Meanwhile, the Chilean social protection system of the Ministry of Social Development has gradually developed and implemented the National Support and Care System (SNAC) to accompany, promote and support dependent individuals and their support network through actions at home and in the community (28). Similarly, an Uruguayan Law on Care (Law 19,353) was passed in 2015 to structure the National Care System, which aims to improve the lives of children, the elderly, people with disabilities and dependent people through different actions such as the provision of comprehensive care, training actions for caregivers, both paid and unpaid. This was made possible thanks to the coordination of the Ministries of Social Development, Education and Culture, Labor and Social Security, Public Health, and Economy and Finance (29).
Conclusions
Costs related to the care of chronically ill patients were estimated at 324,207 Colombian pesos per family in this article. The most significant costs were health, food, housing, and transportation, affecting family dynamics as they face not only an increase in costs but also a decrease in income. This is because, in half of the cases, the person being cared for was responsible for household finances: 60 % used to work before they became ill and half of them stopped working after they became ill. The other half had a reduction by 33 % in their income. In the case of caregivers, this reduction was by 6 %, which perpetuates the patterns of intergenerational poverty and health inequity.

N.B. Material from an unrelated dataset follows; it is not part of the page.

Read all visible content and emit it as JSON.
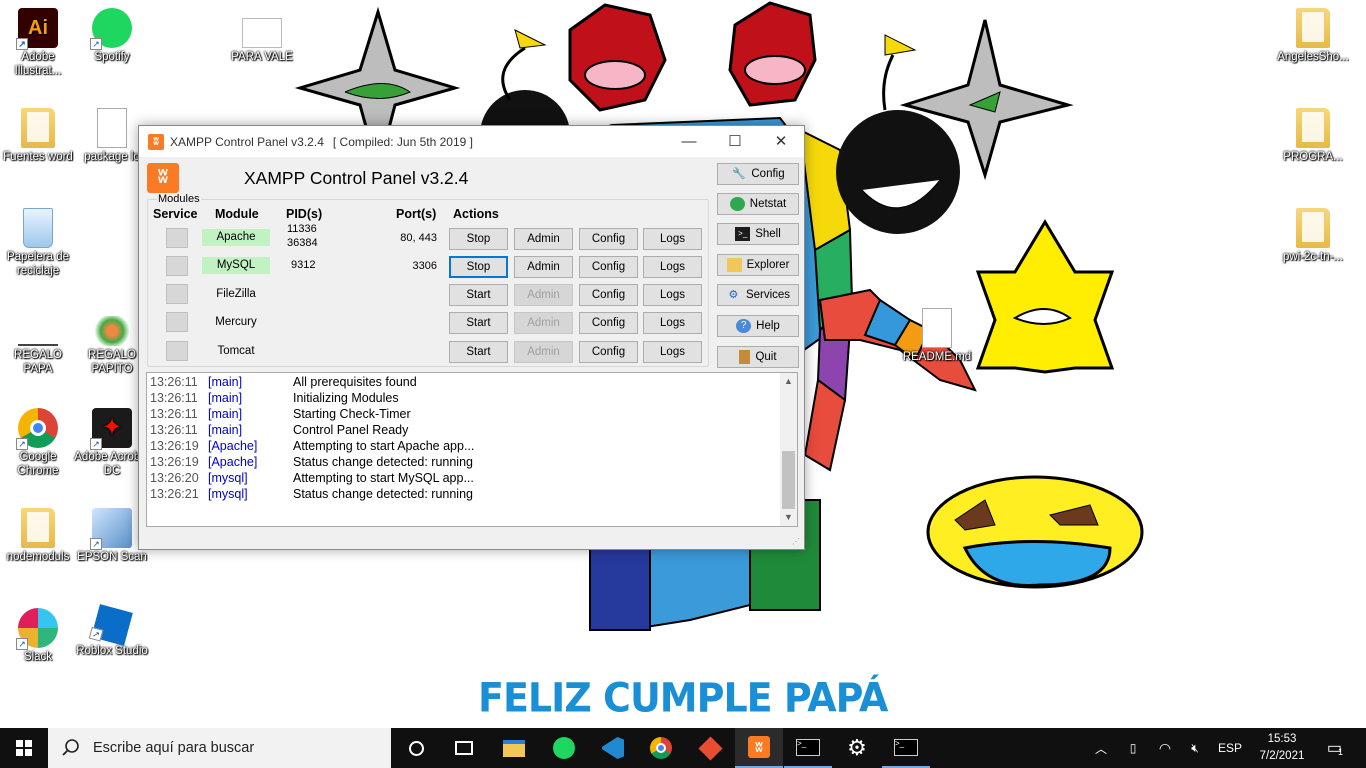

Therefore, the need to continue to generate evidence at regional and national levels on the effect of NCDs on social and economic development, as well as to assess the costs and benefits of applying prevention and control measures in specific contexts according to the country and the frequency of NCDs on socio-economic inequalities is important (18). In particular, it is essential to analyze information that is difficult to obtain such as the costs of accessing healthcare services provided by informal caregivers and the potential income of both patients and unpaid caregivers (26).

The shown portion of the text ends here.